Rassurons-nous, la Belgique n'est pas totalement démunie. Il y a bien, en Flandre, l'École royale de ballet d'Anvers. Sur audition, elle forme des jeunes de 12 à 18 ans dans le cadre d'un enseignement secondaire combiné à un programme intensif de danse. Elle est aussi l'une des portes d'entrée de la prestigieuse compagnie du Ballet de Flandre. Ce modèle hybride se décline également en Wallonie, avec les Humanités chorégraphiques (Liège et Louvain-la-Neuve) et la Mosa Ballet School, qui accueillera ses premiers élèves dans la Cité ardente en septembre prochain. En revanche, aucune structure de ce type n'existe dans la capitale. "À Bruxelles, il manque un lieu de formation des jeunes danseurs bruxellois et wallons de haut niveau qui souhaitent embrasser une carrière professionnelle, martèle M. Dimmers. Pour le moment, le Conservatoire dépend de trois espaces que je loue (deux rue de la Fourche et un rue de la presse), mais, si l'un des propriétaires vend, mon château de cartes s'effondre."

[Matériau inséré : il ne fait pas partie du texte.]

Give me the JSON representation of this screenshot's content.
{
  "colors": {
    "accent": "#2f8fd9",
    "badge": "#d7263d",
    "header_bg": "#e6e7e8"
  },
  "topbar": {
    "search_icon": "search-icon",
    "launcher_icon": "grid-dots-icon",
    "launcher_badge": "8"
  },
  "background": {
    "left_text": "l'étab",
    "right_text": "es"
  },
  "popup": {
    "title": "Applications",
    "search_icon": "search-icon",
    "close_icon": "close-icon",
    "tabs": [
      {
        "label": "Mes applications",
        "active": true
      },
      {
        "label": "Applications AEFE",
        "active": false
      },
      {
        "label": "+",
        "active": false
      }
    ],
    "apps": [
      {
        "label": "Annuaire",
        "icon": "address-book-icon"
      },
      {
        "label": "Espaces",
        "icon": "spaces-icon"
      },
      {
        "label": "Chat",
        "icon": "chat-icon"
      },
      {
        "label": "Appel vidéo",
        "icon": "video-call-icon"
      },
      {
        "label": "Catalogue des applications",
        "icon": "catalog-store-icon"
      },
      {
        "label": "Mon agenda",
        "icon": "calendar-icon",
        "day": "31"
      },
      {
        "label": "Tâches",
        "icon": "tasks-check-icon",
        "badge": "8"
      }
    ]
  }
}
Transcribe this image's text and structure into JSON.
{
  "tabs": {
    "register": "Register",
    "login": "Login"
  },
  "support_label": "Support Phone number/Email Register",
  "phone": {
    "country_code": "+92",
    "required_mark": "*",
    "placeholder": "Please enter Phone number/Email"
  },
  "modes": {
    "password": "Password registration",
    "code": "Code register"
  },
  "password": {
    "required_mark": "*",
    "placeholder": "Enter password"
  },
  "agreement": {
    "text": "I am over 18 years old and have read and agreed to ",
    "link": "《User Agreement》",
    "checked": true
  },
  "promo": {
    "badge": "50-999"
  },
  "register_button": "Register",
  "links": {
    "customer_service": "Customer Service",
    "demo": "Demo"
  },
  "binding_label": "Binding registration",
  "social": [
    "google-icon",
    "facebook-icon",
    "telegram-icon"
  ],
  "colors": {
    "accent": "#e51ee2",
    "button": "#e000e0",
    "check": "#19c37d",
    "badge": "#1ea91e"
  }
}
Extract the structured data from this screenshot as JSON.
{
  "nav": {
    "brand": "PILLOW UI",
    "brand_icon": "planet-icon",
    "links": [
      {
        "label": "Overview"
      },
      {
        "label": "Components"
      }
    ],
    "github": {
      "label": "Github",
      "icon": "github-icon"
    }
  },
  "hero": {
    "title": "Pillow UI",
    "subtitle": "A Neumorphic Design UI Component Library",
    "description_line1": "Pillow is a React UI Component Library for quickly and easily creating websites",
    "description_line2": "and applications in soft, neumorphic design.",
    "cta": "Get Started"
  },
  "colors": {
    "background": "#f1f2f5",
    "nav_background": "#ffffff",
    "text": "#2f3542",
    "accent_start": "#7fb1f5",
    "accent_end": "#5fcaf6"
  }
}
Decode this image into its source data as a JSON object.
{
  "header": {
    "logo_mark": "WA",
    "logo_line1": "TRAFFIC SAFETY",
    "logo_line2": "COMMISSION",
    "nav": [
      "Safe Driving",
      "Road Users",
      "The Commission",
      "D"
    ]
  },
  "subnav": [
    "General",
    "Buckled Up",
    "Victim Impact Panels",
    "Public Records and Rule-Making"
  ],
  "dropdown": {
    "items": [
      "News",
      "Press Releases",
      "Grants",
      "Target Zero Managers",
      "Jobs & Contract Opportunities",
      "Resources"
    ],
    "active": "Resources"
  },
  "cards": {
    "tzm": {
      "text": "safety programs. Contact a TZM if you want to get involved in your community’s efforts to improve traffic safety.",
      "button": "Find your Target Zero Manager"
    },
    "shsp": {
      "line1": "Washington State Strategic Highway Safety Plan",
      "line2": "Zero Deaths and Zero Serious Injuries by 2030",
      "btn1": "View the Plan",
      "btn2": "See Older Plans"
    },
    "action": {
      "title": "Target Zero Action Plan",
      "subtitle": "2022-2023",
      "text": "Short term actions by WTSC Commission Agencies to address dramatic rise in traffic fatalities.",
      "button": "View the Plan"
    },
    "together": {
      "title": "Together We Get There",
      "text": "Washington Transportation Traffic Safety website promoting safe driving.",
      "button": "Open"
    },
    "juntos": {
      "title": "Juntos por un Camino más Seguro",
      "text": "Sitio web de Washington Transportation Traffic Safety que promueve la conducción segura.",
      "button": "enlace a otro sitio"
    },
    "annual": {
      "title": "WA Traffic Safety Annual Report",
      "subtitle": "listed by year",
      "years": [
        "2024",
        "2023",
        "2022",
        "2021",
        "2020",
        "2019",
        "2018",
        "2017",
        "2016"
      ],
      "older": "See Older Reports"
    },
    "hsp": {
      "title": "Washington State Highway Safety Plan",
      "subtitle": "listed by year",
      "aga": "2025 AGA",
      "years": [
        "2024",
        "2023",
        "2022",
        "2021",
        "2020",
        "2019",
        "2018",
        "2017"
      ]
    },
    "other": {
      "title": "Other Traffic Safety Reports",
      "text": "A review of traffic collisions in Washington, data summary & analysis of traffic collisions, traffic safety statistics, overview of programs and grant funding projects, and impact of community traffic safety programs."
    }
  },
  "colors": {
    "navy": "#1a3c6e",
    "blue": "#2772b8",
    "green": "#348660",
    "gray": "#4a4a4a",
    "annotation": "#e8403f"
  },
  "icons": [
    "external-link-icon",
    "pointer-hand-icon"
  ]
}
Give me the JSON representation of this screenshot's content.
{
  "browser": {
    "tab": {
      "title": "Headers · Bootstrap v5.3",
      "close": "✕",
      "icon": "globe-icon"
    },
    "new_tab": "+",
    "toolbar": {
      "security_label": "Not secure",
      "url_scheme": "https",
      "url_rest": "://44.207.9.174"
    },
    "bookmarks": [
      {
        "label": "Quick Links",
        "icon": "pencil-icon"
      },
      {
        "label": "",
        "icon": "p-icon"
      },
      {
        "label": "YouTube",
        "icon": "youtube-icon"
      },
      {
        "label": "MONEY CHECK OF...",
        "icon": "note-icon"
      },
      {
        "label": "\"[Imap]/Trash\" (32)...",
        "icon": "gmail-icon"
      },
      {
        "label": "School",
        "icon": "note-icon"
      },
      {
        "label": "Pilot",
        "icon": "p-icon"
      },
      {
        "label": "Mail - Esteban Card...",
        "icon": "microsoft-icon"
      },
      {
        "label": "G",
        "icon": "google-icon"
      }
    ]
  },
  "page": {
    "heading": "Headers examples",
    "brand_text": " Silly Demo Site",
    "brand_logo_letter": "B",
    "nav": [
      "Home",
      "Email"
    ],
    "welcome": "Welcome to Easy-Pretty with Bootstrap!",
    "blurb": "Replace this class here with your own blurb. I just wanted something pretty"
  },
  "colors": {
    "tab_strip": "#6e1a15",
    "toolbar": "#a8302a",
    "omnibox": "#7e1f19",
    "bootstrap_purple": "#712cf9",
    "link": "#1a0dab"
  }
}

Une reconnaissance politique
Fort de son expérience et de son expertise, le directeur général du Conservatoire plaide donc pour que son école puisse être reconnue à sa juste valeur par les instances politiques et, partant, être associée à un établissement d'enseignement obligatoire qui permettrait aux élèves du Conservatoire de suivre une scolarité reconnue par la Fédération Wallonie-Bruxelles, mais dont la grille horaire serait adaptée à leur pratique journalière intense de la danse. "Depuis plus de huit ans, je m'occupe de la comptabilité, des horaires de cours, des stages ; je vais coller des affiches dans les boulangeries, les librairies… ; j'aide les élèves qui habitent loin du Conservatoire ou viennent de l'étranger à trouver un logement ; etc.", énonce Jean-Paul Dimmers, dévoué corps et âme à son école. Mais, "aujourd'hui, je ne peux plus porter cela tout seul à bout de bras", alerte-t-il, notamment à l'attention des responsables politiques. "J'ai besoin d'un soutien."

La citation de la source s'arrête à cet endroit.